И в голосах — заиск, униженность, козлиные блеющие нотки.
— Эге-ге, да вас многонько собралось ноне, — усмехнулся Мирон Евстигнеич, — куда мне столько? Мне столько не понадобится… Что вы, братцы? Да вы адресом ошиблись. Вам бы надо к Гладилину идти. Он ныне много нанимает.
— Да уж сколько вашей милости понадобится. Уж мы готовы послужить.
— Это я знаю, как вы готовы послужить. На второй-то спас выдали меня с руками-ногами.
— Да ведь это как говорится, против рожна не попрешь. Там Степка Железный Кулак объявился. С ним разя сладишь?
— Так-так. Кто это говорит-то? Никак это ты, Тимофей?
— Нет, это Петрунька Ручкин.
— A-а, Ручкин? Ну, что ж, Ручкин, по-твоему, так-таки и не сладим?
Ручкин шагнул раз, другой, весь осклабился.
— Да где же сладить-то? Ен вон какой. У него кулаки-то ровно гири. Как меня по горбу смазал, так я ровно в яму пал:.

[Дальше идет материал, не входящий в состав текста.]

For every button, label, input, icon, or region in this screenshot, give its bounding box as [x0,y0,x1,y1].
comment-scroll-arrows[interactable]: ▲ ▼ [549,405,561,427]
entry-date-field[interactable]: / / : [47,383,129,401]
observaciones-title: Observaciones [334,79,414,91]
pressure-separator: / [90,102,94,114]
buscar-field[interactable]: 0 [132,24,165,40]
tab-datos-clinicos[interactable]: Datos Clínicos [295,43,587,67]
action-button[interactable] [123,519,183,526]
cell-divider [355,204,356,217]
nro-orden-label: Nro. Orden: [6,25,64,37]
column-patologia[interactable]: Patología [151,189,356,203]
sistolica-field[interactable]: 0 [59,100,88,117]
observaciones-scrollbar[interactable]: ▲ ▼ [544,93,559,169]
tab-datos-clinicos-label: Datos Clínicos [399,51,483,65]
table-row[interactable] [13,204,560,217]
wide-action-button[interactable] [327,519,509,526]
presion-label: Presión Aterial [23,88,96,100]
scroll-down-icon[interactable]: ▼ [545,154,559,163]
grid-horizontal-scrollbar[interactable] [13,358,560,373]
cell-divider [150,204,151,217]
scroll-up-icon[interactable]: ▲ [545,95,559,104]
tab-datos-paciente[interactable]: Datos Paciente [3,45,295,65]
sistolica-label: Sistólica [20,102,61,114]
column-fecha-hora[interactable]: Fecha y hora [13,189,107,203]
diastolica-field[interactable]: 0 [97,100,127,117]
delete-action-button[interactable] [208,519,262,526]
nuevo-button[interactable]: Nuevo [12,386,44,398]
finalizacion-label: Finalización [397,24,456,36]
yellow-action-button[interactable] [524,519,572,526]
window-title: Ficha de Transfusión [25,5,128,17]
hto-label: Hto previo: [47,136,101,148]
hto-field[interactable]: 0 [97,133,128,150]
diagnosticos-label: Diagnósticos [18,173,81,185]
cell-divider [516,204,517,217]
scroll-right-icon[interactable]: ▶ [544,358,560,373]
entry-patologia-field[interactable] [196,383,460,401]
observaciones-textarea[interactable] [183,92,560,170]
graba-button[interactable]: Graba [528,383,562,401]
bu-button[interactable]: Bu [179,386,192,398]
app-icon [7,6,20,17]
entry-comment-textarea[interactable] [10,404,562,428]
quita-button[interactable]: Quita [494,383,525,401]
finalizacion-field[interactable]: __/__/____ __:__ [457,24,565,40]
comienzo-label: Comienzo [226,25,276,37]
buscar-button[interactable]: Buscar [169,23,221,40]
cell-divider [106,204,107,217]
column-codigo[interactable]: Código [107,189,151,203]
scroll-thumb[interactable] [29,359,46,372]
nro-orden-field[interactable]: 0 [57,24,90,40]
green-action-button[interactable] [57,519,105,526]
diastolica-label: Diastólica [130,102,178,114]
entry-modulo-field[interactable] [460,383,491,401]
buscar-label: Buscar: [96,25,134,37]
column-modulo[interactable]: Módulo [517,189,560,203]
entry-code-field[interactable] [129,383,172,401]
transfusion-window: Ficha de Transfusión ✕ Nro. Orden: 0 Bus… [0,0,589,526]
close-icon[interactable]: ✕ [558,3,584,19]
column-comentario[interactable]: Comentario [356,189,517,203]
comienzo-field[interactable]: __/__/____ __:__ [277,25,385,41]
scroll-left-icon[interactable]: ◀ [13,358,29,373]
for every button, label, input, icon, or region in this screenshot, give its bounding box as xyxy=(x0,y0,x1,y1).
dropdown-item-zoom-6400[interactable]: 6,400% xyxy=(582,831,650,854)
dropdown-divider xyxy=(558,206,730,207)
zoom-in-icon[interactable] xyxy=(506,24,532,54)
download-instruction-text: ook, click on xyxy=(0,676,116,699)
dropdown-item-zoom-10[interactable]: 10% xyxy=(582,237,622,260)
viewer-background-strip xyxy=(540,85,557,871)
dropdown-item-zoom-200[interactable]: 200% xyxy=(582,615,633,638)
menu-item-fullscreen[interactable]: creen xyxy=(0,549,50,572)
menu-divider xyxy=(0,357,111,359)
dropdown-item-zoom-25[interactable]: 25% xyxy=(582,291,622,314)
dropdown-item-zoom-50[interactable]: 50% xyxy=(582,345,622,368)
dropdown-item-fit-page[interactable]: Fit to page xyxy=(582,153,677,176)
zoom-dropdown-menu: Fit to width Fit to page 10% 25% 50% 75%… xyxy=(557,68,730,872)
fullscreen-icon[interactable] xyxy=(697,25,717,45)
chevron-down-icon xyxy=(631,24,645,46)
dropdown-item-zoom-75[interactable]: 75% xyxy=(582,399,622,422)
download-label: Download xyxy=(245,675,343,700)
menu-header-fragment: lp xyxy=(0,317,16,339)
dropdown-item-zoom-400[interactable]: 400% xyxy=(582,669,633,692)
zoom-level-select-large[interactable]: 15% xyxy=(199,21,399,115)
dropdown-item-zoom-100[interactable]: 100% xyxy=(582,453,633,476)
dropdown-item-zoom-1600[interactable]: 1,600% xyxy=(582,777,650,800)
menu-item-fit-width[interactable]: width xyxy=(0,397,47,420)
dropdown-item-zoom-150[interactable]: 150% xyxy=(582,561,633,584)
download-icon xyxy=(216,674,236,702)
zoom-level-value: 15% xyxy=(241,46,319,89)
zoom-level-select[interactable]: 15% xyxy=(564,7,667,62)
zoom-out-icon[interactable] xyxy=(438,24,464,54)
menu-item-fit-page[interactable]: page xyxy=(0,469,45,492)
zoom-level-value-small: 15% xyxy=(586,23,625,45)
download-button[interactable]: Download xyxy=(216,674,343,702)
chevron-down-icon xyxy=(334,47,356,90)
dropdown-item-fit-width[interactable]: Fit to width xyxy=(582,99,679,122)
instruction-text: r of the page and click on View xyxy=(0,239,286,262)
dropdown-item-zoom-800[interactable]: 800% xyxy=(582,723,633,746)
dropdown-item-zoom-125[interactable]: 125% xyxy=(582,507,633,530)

— Ишь ты. А глядеть-то, мужик ты неплохой.
— Это уж как ваша милость.
— Так не сладим?
— Где же?.. Ен…
— А ну-ка, братец, иди отсюда к шутам.
Ручкин оторопел.
— Это как же?
— Иди-ка, иди. Нам таких не надо. «Не сладим!» Проводи-ка, его, братцы, чтоб не мешал.
И братцы — их много — угодливо и торопливо берут Ручкина за ворот, за руки, за бока, толкают от крыльца, и минуты нет, — Ручкин уже широко шагает вниз, к корпусам, а оттоль по дороге прочь. Мирон Евстигнеич смеется одними глазами, поглаживает бороду, смотрит в толпу. А толпа гудит виноватыми голосами.